Towards the Development of an LLM-Based Methodology for Automated Security Profiling in Compliance with Ukrainian Cybersecurity Regulations
Summary: arXiv:2604.06274v1 Announce Type: cross
In recent years, the rapid evolution of information technology across various sectors has necessitated a continual reassessment of cybersecurity measures. This is particularly true for Ukraine, where the need for robust cybersecurity protocols has become increasingly critical due to geopolitical tensions and cyber threats. This article discusses a pioneering approach to integrate international best practices into Ukraine’s cybersecurity framework, focusing on transitioning from traditional compliance to a more dynamic risk-based approach.
Integration of International Best Practices
The paper highlights the importance of incorporating established frameworks such as ISO/IEC 27001 and the NIST Cybersecurity Framework into the Ukrainian regulatory landscape. The aim is to enhance the effectiveness of national cybersecurity regulations while ensuring alignment with international standards.
Transitioning to Risk-Based Approaches
With recent legislative changes in Ukraine, there has been a notable shift from static compliance models to dynamic, risk-based methodologies. This transition is essential for addressing the evolving nature of cyber threats, allowing organizations to prioritize their cybersecurity efforts based on potential risks rather than merely adhering to a checklist of requirements.
Proposed Methodology for Automated Security Profiling
The authors propose a novel methodology utilizing Large Language Models (LLMs) to automate the development of security profiles. The methodology incorporates Retrieval-Augmented Generation (RAG) techniques, which enable the model to access a comprehensive vector database containing national regulations and organizational policies.
Benefits of the RAG-Based Advisor
This innovative approach offers several advantages:
- Reduction of Manual Complexity: By automating the profiling process, organizations can streamline their cybersecurity operations.
- Minimization of Human Error: The reliance on AI reduces the potential for mistakes commonly associated with manual compliance assessments.

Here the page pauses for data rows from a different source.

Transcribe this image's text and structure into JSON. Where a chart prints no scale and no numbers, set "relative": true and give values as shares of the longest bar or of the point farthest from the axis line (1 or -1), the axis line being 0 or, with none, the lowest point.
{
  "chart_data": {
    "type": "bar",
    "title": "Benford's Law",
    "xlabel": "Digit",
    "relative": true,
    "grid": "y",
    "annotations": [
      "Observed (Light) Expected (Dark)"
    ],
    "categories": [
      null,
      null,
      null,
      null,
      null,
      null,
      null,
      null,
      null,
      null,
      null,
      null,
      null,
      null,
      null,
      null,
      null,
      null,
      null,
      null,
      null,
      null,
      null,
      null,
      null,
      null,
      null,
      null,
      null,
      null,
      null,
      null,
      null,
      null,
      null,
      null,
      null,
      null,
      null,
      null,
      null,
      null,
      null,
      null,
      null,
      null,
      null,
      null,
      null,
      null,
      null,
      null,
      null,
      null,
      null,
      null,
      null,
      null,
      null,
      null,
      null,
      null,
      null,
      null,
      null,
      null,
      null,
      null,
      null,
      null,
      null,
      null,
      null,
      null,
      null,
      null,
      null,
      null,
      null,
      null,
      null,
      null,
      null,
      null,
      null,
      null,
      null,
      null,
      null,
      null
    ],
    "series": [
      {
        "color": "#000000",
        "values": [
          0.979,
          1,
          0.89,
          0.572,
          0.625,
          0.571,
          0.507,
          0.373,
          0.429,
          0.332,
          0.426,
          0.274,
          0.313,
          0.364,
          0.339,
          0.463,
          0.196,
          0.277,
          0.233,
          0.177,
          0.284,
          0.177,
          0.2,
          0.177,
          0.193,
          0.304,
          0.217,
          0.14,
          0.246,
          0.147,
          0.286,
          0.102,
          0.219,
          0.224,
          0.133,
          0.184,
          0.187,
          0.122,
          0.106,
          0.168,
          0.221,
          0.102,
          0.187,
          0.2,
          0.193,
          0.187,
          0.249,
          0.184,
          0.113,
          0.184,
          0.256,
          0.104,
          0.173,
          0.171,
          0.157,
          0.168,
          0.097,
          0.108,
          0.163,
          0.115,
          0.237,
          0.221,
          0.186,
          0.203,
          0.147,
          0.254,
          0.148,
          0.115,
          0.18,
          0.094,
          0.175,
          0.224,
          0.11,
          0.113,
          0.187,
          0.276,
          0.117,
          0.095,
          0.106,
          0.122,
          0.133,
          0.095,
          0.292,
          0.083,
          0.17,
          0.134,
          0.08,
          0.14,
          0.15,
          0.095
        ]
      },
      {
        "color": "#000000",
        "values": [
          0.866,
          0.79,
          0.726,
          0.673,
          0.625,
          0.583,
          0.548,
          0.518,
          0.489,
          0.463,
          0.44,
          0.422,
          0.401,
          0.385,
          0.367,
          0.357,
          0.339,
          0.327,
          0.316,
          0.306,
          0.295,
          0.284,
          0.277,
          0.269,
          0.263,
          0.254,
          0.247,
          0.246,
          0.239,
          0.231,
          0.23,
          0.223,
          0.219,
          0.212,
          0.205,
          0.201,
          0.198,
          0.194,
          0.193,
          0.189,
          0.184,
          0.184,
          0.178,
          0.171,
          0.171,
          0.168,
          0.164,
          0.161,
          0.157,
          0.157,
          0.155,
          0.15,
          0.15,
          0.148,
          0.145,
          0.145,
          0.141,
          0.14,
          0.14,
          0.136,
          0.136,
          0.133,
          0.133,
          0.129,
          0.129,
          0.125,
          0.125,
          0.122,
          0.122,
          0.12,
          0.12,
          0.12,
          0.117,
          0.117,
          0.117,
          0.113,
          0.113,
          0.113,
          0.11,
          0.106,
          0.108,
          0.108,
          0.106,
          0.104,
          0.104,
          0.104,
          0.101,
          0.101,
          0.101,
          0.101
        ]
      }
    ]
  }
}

- Alignment with Legal Requirements: The RAG-based advisor ensures that technical controls implemented by organizations are in sync with national regulations.
Contribution to Cybersecurity Management
This study provides a structured workflow for integrating AI into cybersecurity management. As environments become increasingly susceptible to hybrid threats, the need for innovative solutions that can adapt to these challenges is paramount. The proposed methodology not only addresses existing vulnerabilities but also lays the groundwork for a more resilient cybersecurity posture in Ukraine.
Conclusion
In conclusion, the integration of LLMs and RAG techniques into the cybersecurity framework of Ukraine represents a significant advancement in the field. By adopting a risk-based approach and leveraging AI capabilities, organizations can enhance their defenses against cyber threats while maintaining compliance with national and international regulations. This research could serve as a blueprint for similar initiatives in other nations facing comparable cybersecurity challenges.